Let $R$ be a commutative ring and $x$ is an $R$-regular element. It's a fact that the Koszul complex in this case is self-dual, i.e. $Hom_R(K^R(x),R)=K^R(x)[-1]$. This is true for a regular sequence too, but I'm sticking to the simple case.
My concern here is: the indices don't match. Look at the right-hand side. The index is defined to be $$(K^R(x)[-1])_i=(K^R(x))_{i-1}.$$ Since $K^R(x)$ is concentrated at $0$ and $1$, $K^R(x)[-1]$ is concentrated at $i$ such that $i-1=0,1$, i.e. $i=1,2$. Apparently, my argument is flawed somehow. In the solution for this problem, a note I'm reading claims that $K^R(x)[-1]$ is concentrated at $-1,0$.
What is my mistake?
This boils down to how you define $C[-1]$ (the issue is the definition changes if you're working with a homologically or a cohomologically graded complex, and sometimes we write $C[1]$ instead).

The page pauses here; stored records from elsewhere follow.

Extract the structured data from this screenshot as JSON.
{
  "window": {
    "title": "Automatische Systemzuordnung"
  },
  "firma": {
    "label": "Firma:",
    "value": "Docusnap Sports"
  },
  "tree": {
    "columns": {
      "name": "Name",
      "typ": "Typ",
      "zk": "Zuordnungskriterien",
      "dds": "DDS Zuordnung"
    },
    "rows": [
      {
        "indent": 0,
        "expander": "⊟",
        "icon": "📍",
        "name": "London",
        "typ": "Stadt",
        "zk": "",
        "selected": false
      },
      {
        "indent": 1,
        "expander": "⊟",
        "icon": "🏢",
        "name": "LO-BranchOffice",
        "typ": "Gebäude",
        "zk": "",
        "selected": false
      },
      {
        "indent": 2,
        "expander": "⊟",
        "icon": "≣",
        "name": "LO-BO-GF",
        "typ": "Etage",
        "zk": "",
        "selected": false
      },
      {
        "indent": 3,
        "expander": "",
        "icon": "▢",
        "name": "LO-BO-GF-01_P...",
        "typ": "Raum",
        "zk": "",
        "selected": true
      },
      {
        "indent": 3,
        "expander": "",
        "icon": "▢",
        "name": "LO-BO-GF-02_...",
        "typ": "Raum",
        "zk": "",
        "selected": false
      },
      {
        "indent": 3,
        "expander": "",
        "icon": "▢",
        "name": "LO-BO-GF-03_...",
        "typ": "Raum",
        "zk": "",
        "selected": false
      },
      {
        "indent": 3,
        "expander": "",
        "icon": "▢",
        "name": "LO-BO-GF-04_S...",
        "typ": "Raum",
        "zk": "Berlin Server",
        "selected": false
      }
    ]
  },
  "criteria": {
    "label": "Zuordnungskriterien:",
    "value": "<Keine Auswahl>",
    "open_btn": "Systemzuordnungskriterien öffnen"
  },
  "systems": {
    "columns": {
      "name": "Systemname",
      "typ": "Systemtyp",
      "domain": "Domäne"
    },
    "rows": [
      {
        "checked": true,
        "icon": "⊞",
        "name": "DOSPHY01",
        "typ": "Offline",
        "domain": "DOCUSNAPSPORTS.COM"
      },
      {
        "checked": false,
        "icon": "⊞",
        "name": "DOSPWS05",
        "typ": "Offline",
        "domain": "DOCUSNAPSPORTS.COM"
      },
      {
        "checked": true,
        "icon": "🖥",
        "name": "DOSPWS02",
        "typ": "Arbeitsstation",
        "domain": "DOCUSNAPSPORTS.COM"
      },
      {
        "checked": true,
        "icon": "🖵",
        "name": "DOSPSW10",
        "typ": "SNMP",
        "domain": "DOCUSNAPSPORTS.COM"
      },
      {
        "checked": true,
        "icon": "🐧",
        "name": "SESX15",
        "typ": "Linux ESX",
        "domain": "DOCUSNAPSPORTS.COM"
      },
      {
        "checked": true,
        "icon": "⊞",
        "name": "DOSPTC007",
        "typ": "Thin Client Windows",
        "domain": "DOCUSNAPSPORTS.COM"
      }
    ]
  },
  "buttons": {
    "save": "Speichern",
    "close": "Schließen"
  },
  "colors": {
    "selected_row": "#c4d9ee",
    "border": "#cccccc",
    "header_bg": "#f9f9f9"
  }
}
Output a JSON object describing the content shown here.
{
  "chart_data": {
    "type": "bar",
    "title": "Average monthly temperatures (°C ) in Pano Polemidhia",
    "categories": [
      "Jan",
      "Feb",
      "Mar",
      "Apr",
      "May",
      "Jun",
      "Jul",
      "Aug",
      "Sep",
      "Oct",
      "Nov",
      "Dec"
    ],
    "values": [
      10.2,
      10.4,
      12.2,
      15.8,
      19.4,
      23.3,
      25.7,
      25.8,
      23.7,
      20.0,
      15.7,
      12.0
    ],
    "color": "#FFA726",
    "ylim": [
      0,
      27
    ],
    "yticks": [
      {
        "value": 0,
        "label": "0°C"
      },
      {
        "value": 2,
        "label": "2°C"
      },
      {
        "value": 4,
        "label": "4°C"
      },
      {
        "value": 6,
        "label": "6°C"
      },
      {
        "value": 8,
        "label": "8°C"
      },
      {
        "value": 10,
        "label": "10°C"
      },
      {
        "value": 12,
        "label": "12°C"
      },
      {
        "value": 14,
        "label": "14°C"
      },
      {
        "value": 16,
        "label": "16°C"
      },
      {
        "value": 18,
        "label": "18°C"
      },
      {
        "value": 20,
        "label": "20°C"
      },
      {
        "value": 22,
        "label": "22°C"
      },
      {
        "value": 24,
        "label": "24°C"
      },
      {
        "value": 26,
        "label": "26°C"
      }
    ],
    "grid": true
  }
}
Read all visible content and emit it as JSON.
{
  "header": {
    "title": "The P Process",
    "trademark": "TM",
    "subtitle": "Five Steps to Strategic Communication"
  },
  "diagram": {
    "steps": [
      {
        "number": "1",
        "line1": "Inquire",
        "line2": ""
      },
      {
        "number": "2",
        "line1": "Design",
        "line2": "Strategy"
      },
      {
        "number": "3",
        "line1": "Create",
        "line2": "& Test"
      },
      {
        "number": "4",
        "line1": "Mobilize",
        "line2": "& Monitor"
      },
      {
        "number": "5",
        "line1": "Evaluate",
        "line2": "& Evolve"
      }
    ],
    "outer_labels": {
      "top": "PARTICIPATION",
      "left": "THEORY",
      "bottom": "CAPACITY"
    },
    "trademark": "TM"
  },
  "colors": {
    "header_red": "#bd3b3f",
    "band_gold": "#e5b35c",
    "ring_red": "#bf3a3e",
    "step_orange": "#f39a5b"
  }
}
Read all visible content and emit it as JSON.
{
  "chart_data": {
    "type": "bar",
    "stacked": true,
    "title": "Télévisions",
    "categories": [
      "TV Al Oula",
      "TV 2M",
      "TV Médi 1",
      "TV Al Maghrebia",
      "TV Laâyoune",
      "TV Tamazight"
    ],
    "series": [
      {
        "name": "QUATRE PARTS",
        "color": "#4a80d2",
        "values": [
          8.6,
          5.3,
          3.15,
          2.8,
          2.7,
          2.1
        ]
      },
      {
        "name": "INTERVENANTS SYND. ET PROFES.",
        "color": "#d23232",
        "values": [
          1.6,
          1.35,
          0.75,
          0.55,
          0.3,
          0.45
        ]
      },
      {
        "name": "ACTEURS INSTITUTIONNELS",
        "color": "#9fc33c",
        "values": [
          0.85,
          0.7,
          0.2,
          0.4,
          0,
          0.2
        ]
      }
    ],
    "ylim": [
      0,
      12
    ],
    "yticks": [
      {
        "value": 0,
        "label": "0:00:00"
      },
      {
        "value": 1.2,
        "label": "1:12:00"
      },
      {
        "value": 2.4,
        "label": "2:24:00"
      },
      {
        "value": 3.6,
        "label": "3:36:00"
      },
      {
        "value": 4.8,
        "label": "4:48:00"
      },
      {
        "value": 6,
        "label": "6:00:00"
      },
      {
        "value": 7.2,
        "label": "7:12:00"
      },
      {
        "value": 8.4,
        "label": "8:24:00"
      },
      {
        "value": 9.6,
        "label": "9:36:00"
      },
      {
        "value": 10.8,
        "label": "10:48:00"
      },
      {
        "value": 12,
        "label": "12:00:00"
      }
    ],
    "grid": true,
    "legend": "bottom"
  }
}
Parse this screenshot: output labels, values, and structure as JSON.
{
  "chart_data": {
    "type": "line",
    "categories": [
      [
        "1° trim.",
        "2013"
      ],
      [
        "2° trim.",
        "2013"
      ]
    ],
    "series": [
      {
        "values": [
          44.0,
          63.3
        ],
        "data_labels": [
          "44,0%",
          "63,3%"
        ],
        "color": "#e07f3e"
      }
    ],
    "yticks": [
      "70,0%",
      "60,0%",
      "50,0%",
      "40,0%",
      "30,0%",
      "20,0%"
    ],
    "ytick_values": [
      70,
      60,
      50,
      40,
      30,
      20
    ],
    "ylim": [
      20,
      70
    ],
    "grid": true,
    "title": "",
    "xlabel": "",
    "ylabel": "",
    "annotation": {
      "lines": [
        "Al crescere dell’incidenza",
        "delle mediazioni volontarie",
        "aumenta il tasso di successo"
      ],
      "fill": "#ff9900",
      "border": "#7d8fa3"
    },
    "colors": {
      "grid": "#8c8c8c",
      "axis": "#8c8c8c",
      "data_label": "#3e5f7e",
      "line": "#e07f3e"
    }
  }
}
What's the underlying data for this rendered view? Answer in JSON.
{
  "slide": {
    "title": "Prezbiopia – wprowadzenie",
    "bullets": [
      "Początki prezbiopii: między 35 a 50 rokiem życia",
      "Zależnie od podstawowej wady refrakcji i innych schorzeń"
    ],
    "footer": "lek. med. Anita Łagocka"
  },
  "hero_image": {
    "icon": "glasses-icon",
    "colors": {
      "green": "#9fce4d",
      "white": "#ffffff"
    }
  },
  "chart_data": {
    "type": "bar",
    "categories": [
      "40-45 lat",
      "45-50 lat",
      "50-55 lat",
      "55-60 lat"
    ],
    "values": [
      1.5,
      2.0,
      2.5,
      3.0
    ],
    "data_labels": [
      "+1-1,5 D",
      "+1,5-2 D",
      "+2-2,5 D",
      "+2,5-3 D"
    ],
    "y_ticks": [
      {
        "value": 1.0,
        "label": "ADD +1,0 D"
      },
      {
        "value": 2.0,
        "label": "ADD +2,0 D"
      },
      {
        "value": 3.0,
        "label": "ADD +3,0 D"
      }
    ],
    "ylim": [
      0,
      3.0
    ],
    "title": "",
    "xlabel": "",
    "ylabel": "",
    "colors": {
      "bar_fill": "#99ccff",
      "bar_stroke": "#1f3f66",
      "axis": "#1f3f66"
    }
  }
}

In your case, it is more or less clear that the dual of $K^R(x)$ is concentrated in degrees $-1$ and $0$, and $C[-1]$ on cochain complexes acts by $C[-1]^n = C^{n+1}$, contrary to what you write (and introduces a sign in the differential). This then gives what you want, i.e. you are desuspending $K^R(x)$.